Robin Ince is “not a scientist, just interested in science” but that doesn’t limit his ability to hold an audience’s attention for more than an hour as he flits from subject to subject. It’s like watching a science factoid version of Inception, without the time to dream.
Ince is an exponent of the wonder and beauty of science, and a role model for being curious about it. He’s excited by scientists, dead and alive. He has neither time for those who misuse science – other than explaining the error of their ways in his one man show – nor litigious libertarians who try to limit what he can say about science … and them.

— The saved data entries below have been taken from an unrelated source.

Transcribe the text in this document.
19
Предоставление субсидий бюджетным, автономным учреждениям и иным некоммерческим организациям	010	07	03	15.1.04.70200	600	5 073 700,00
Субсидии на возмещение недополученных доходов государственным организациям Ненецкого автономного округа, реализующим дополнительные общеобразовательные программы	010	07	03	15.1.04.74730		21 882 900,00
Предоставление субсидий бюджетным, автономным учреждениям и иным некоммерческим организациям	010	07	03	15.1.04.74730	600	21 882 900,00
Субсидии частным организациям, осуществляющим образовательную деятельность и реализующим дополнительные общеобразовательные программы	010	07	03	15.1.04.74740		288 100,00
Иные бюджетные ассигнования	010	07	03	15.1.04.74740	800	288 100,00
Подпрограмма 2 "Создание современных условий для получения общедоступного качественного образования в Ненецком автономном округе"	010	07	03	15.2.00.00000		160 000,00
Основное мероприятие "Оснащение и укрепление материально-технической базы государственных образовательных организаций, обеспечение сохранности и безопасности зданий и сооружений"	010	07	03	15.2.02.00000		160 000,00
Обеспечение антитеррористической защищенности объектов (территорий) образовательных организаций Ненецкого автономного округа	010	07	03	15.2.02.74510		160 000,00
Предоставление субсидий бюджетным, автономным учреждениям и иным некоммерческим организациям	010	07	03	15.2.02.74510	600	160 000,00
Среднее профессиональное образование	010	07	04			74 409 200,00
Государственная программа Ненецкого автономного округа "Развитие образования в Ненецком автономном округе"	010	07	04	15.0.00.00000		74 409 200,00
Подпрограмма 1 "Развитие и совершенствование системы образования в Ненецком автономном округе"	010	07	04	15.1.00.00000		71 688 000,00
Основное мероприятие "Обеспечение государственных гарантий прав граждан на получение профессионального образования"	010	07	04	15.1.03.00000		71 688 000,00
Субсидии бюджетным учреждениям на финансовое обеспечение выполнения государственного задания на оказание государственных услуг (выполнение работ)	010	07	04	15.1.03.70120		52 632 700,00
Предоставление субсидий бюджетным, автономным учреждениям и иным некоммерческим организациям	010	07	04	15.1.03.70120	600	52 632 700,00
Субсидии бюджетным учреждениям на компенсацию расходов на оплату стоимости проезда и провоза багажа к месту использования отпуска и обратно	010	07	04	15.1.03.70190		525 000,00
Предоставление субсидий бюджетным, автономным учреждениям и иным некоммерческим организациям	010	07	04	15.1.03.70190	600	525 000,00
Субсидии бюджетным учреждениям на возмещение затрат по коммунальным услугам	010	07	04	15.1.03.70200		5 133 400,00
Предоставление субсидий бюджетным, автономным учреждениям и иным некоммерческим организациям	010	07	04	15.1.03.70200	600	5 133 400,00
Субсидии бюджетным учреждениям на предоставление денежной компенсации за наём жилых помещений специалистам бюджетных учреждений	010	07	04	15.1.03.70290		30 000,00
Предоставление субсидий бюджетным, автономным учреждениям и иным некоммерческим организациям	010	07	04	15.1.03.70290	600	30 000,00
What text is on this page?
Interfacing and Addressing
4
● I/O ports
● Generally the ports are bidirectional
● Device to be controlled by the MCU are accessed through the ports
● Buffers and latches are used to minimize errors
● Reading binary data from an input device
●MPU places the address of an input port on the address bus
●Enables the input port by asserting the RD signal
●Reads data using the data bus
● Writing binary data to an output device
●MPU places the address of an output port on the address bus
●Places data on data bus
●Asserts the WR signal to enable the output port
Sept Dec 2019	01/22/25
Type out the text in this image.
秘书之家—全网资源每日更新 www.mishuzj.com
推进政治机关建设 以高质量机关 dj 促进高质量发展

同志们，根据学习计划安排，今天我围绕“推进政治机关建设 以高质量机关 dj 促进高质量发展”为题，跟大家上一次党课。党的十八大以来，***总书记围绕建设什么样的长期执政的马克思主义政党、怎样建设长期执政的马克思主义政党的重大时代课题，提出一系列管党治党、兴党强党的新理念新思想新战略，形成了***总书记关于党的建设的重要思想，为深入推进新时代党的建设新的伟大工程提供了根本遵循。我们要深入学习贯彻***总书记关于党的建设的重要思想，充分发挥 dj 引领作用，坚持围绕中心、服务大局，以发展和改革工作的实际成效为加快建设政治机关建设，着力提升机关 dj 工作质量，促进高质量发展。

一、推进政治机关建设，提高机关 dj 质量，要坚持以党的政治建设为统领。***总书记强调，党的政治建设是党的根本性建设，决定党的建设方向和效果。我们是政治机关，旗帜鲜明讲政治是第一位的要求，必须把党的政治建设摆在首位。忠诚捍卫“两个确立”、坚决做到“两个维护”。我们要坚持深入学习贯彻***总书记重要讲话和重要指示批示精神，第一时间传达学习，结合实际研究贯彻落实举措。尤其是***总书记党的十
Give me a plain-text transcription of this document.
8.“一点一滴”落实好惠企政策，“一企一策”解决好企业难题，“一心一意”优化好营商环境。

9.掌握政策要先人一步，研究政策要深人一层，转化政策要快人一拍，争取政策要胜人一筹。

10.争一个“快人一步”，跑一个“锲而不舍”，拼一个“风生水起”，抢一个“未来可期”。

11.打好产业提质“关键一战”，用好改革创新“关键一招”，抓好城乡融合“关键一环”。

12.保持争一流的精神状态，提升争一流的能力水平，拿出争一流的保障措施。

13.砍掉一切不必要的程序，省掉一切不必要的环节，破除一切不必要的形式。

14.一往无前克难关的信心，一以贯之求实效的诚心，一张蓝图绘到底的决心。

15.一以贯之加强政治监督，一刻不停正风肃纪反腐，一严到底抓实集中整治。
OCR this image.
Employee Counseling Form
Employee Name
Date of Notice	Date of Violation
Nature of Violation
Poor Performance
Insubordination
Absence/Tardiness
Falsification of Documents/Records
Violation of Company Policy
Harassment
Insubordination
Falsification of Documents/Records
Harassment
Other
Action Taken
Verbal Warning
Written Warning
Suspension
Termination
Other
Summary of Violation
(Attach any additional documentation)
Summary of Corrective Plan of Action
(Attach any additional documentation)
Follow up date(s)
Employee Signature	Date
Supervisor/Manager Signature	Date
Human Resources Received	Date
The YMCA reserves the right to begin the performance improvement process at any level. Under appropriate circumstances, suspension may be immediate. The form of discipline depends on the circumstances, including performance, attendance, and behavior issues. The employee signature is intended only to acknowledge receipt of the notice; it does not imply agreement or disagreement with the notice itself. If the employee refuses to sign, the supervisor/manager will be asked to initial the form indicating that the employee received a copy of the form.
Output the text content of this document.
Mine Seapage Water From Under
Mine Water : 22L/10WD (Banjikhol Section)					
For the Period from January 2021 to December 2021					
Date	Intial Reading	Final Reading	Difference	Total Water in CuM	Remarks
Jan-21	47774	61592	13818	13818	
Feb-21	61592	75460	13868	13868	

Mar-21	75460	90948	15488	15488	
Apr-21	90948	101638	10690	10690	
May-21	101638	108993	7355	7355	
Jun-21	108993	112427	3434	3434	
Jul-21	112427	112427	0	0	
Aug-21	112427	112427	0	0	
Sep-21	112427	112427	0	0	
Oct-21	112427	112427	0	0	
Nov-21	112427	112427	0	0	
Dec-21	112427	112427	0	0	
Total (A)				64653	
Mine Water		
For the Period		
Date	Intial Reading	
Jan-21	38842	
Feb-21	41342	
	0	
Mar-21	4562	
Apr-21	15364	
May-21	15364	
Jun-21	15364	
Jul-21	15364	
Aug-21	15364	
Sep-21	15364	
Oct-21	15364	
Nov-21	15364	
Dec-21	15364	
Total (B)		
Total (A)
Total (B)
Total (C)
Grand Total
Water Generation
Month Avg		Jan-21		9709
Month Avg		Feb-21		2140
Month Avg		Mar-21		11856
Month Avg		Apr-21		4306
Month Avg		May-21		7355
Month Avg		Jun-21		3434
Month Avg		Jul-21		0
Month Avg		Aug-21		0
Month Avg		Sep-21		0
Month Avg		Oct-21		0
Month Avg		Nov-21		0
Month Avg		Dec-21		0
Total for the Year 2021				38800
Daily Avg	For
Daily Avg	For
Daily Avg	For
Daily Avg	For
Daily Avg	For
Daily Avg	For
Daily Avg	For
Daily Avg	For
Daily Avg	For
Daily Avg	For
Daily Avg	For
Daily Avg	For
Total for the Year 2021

This Friday Salon performance was part of the Out to Lunch Festival and a foretaste of the NI Science Festival that runs from 19 February until 1 March. [Some events already announced; full programme to be launched very soon.]
The sold out Friday lunchtime audience chomped pasta while their ears and brains considered anthropomorphised sub-atomic particles and the parallels with children misbehaving unseen in their bedrooms doing “everything” yet collapsing into a single well-behaved static state when their parents walk in on them.
Inquisitive theoretical physicist and jelly-stirrer Richard Feynman is a hero of Ince, along with Darwin who once noted in his diary that “the mind is a chaos of delight, out of which a world of future and more quiet pleasure will arise”.
The Black Box audience walked away with a smattering of experiments we could try at home with worms, marigold gloves and a mirror (though not all at once).
Robin Ince joked that his show once stretched to three and a half hours, so any Friday punters feeling short-changed and longing for more mind-expanding ideas should check out his appearances on The Infinite Monkey Cage on Radio 4 (with 56 episodes available on iPlayer and in the podcast archive).